STL licensing has come under increasing fire from stakeholders in recent weeks, including leading venue operators at the Edinburgh Festival Fringe who warned that “there will simply not be enough accommodation for August’s Festivals” if secondary lets are squeezed out due to excessive regulations. However, caution isn’t just reserved to those working in tourism, as Police Scotland has commented that an influx of applications will have significant resourcing implications for an already overstretched force.

Despite the pledge that fees would be based on cost recovery, the cost of a one-year licence for some types of STL property in Edinburgh is around £6,000. Moreover, government claims that licensing wouldn’t have to be onerous do not tally with reality given exorbitant fees charged by councils, with some stipulating the need for properties to have costly layout plans or be fully carpeted or have adequate cutlery space.

The ASSC has now requested reset in business-government relations to ensure that small tourism businesses are supported and not tied down in unnecessary red tape. The next First Minister must reconsider the botched licensing scheme or many more operators will leave the sector to the detriment of our vital tourism industry.

Scotland’s self-catering industry is estimated to generate £867m per annum for the Scottish economy, providing 24,000 FTE jobs and boosting local communities the length and breadth of Scotland.

Fiona Campbell, Chief Executive of the ASSC, commented:

“Many of the unintended consequences now sadly coming to pass were first articulated by the ASSC and other tourism stakeholders years ago. Indeed, despite commitments to ease the regulatory burden, we need a reset in business-governmental relations so action can follow on from mere words.
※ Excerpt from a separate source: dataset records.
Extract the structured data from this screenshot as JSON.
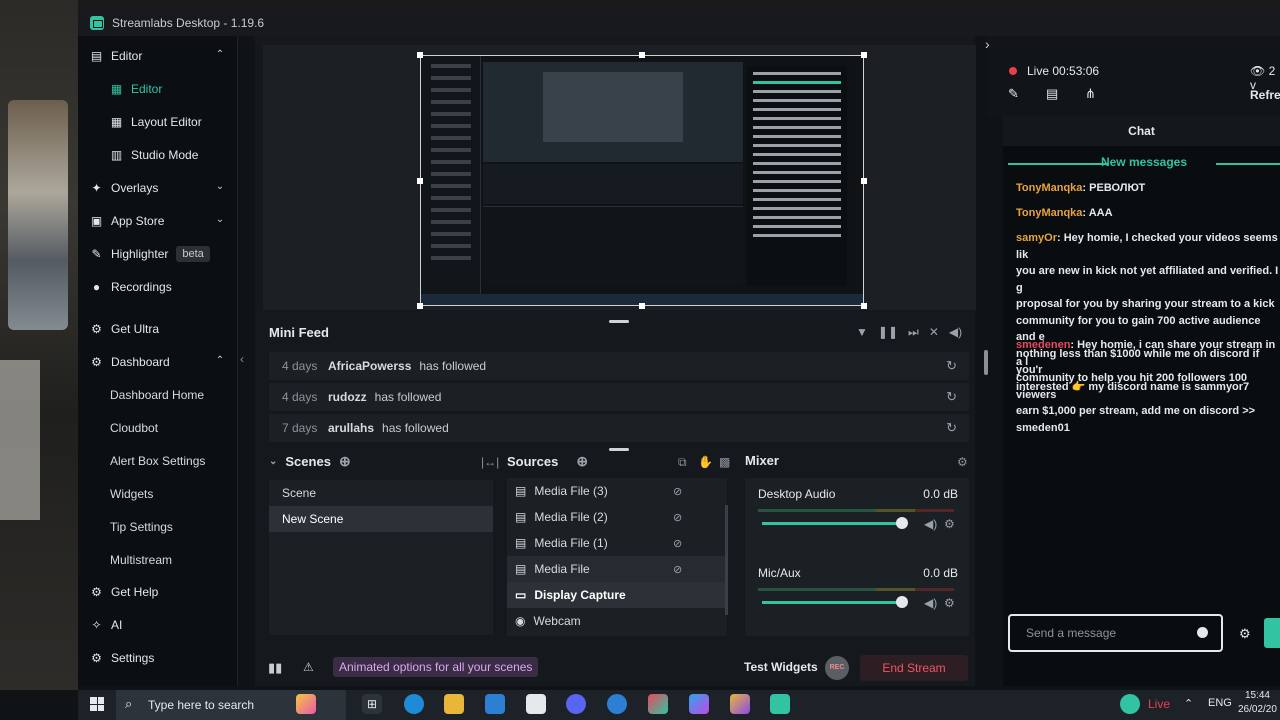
{
  "window": {
    "title": "Streamlabs Desktop - 1.19.6"
  },
  "sidebar": {
    "items": [
      {
        "label": "Editor",
        "icon": "editor-icon"
      },
      {
        "label": "Editor",
        "icon": "editor-sub-icon",
        "active": true
      },
      {
        "label": "Layout Editor",
        "icon": "layout-icon"
      },
      {
        "label": "Studio Mode",
        "icon": "studio-icon"
      },
      {
        "label": "Overlays",
        "icon": "overlays-icon"
      },
      {
        "label": "App Store",
        "icon": "store-icon"
      },
      {
        "label": "Highlighter",
        "icon": "highlighter-icon",
        "badge": "beta"
      },
      {
        "label": "Recordings",
        "icon": "recordings-icon"
      },
      {
        "label": "Get Ultra",
        "icon": "ultra-icon"
      },
      {
        "label": "Dashboard",
        "icon": "dashboard-icon"
      },
      {
        "label": "Dashboard Home"
      },
      {
        "label": "Cloudbot"
      },
      {
        "label": "Alert Box Settings"
      },
      {
        "label": "Widgets"
      },
      {
        "label": "Tip Settings"
      },
      {
        "label": "Multistream"
      },
      {
        "label": "Get Help",
        "icon": "help-icon"
      },
      {
        "label": "AI",
        "icon": "ai-icon"
      },
      {
        "label": "Settings",
        "icon": "settings-icon"
      }
    ]
  },
  "minifeed": {
    "title": "Mini Feed",
    "rows": [
      {
        "days": "4 days",
        "user": "AfricaPowerss",
        "action": "has followed"
      },
      {
        "days": "4 days",
        "user": "rudozz",
        "action": "has followed"
      },
      {
        "days": "7 days",
        "user": "arullahs",
        "action": "has followed"
      }
    ]
  },
  "scenes": {
    "title": "Scenes",
    "items": [
      {
        "label": "Scene"
      },
      {
        "label": "New Scene",
        "selected": true
      }
    ]
  },
  "sources": {
    "title": "Sources",
    "items": [
      {
        "label": "Media File (3)",
        "icon": "file-icon"
      },
      {
        "label": "Media File (2)",
        "icon": "file-icon"
      },
      {
        "label": "Media File (1)",
        "icon": "file-icon"
      },
      {
        "label": "Media File",
        "icon": "file-icon"
      },
      {
        "label": "Display Capture",
        "icon": "monitor-icon"
      },
      {
        "label": "Webcam",
        "icon": "webcam-icon"
      }
    ]
  },
  "mixer": {
    "title": "Mixer",
    "channels": [
      {
        "name": "Desktop Audio",
        "db": "0.0 dB",
        "level": 0.73
      },
      {
        "name": "Mic/Aux",
        "db": "0.0 dB",
        "level": 0.73
      }
    ]
  },
  "footer": {
    "promo": "Animated options for all your scenes",
    "test_widgets": "Test Widgets",
    "rec": "REC",
    "end_stream": "End Stream"
  },
  "live": {
    "status": "Live 00:53:06",
    "viewers": "2 v",
    "refresh": "Refres"
  },
  "chat": {
    "title": "Chat",
    "new_messages": "New messages",
    "messages": [
      {
        "user": "TonyManqka",
        "text": ": РЕВОЛЮТ"
      },
      {
        "user": "TonyManqka",
        "text": ": AAA"
      },
      {
        "user": "samyOr",
        "text": ": Hey homie, I checked your videos seems lik\nyou are new in kick not yet affiliated and verified. I g\nproposal for you by sharing your stream to a kick\ncommunity for you to gain 700 active audience and e\nnothing less than $1000 while me on discord if you'r\ninterested 👉 my discord name is sammyor7"
      },
      {
        "user": "smedenen",
        "text": ": Hey homie, i can share your stream in a l\ncommunity to help you hit 200 followers 100 viewers\nearn $1,000 per stream, add me on discord >>\nsmeden01"
      }
    ],
    "input_placeholder": "Send a message"
  },
  "taskbar": {
    "search_placeholder": "Type here to search",
    "live": "Live",
    "lang": "ENG",
    "time": "15:44",
    "date": "26/02/20"
  },
  "colors": {
    "accent": "#31c3a2",
    "danger": "#f0556a",
    "background": "#0f1316"
  }
}
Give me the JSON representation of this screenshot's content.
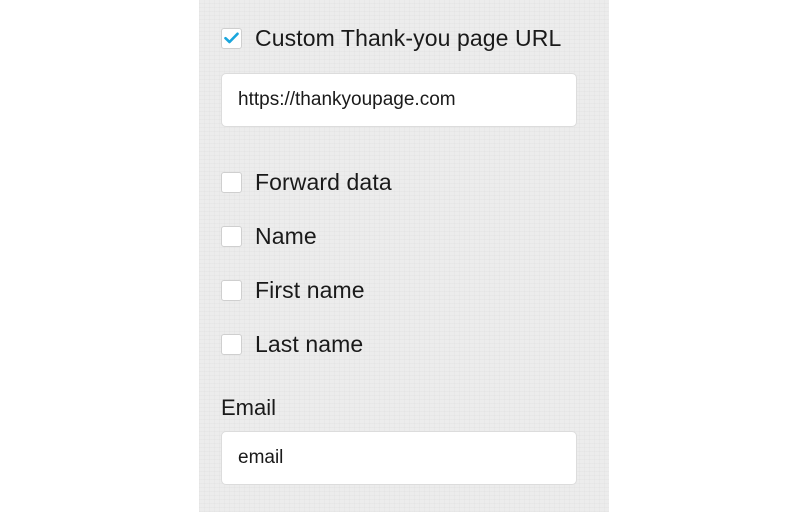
{
  "thankyou": {
    "checkbox_checked": true,
    "label": "Custom Thank-you page URL",
    "url_value": "https://thankyoupage.com"
  },
  "options": [
    {
      "label": "Forward data",
      "checked": false
    },
    {
      "label": "Name",
      "checked": false
    },
    {
      "label": "First name",
      "checked": false
    },
    {
      "label": "Last name",
      "checked": false
    }
  ],
  "email": {
    "label": "Email",
    "value": "email"
  },
  "colors": {
    "check_accent": "#1aa6dd",
    "panel_bg": "#ececec"
  }
}
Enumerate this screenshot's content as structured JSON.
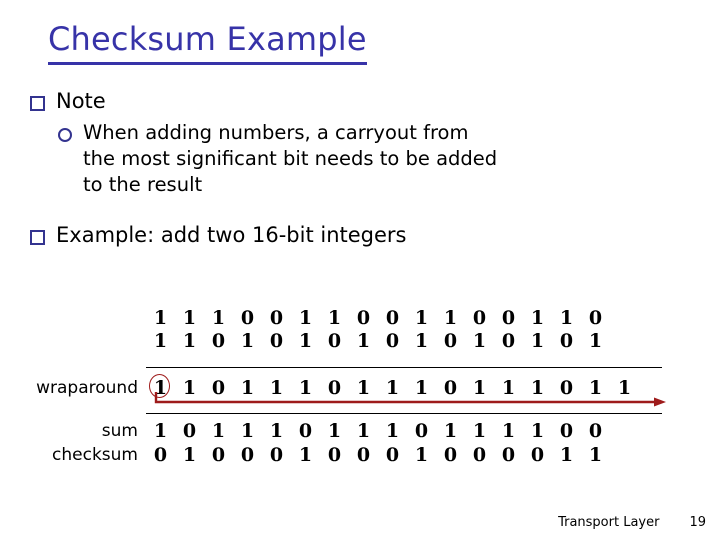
{
  "slide": {
    "title": "Checksum Example",
    "title_color": "#3733a8",
    "bullets": [
      {
        "marker": "square-bullet-icon",
        "text": "Note"
      },
      {
        "marker": "circle-bullet-icon",
        "text": "When adding numbers, a carryout from the most significant bit needs to be added to the result"
      },
      {
        "marker": "square-bullet-icon",
        "text": "Example: add two 16-bit integers"
      }
    ]
  },
  "calculation": {
    "rows": [
      {
        "label": "",
        "carry": "",
        "bits": [
          "1",
          "1",
          "1",
          "0",
          "0",
          "1",
          "1",
          "0",
          "0",
          "1",
          "1",
          "0",
          "0",
          "1",
          "1",
          "0"
        ]
      },
      {
        "label": "",
        "carry": "",
        "bits": [
          "1",
          "1",
          "0",
          "1",
          "0",
          "1",
          "0",
          "1",
          "0",
          "1",
          "0",
          "1",
          "0",
          "1",
          "0",
          "1"
        ]
      },
      {
        "label": "wraparound",
        "carry": "1",
        "bits": [
          "1",
          "0",
          "1",
          "1",
          "1",
          "0",
          "1",
          "1",
          "1",
          "0",
          "1",
          "1",
          "1",
          "0",
          "1",
          "1"
        ]
      },
      {
        "label": "sum",
        "carry": "",
        "bits": [
          "1",
          "0",
          "1",
          "1",
          "1",
          "0",
          "1",
          "1",
          "1",
          "0",
          "1",
          "1",
          "1",
          "1",
          "0",
          "0"
        ]
      },
      {
        "label": "checksum",
        "carry": "",
        "bits": [
          "0",
          "1",
          "0",
          "0",
          "0",
          "1",
          "0",
          "0",
          "0",
          "1",
          "0",
          "0",
          "0",
          "0",
          "1",
          "1"
        ]
      }
    ],
    "annotation_color": "#9e1b1b"
  },
  "footer": {
    "section": "Transport Layer",
    "page": "19"
  }
}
Operators are already leaving the sector in droves but it doesn’t have to be this way. There is a real opportunity to prepare regulations that fulfil the original policy objectives of short-term let licensing – to uphold health and safety standards – in a manner which doesn’t harm our tourist economy.

We must strive to work collaboratively to protect Scotland’s £867m self-catering industry and not burden small businesses who do so much to promote and enhance the country’s unique tourism offering and boost local economies.”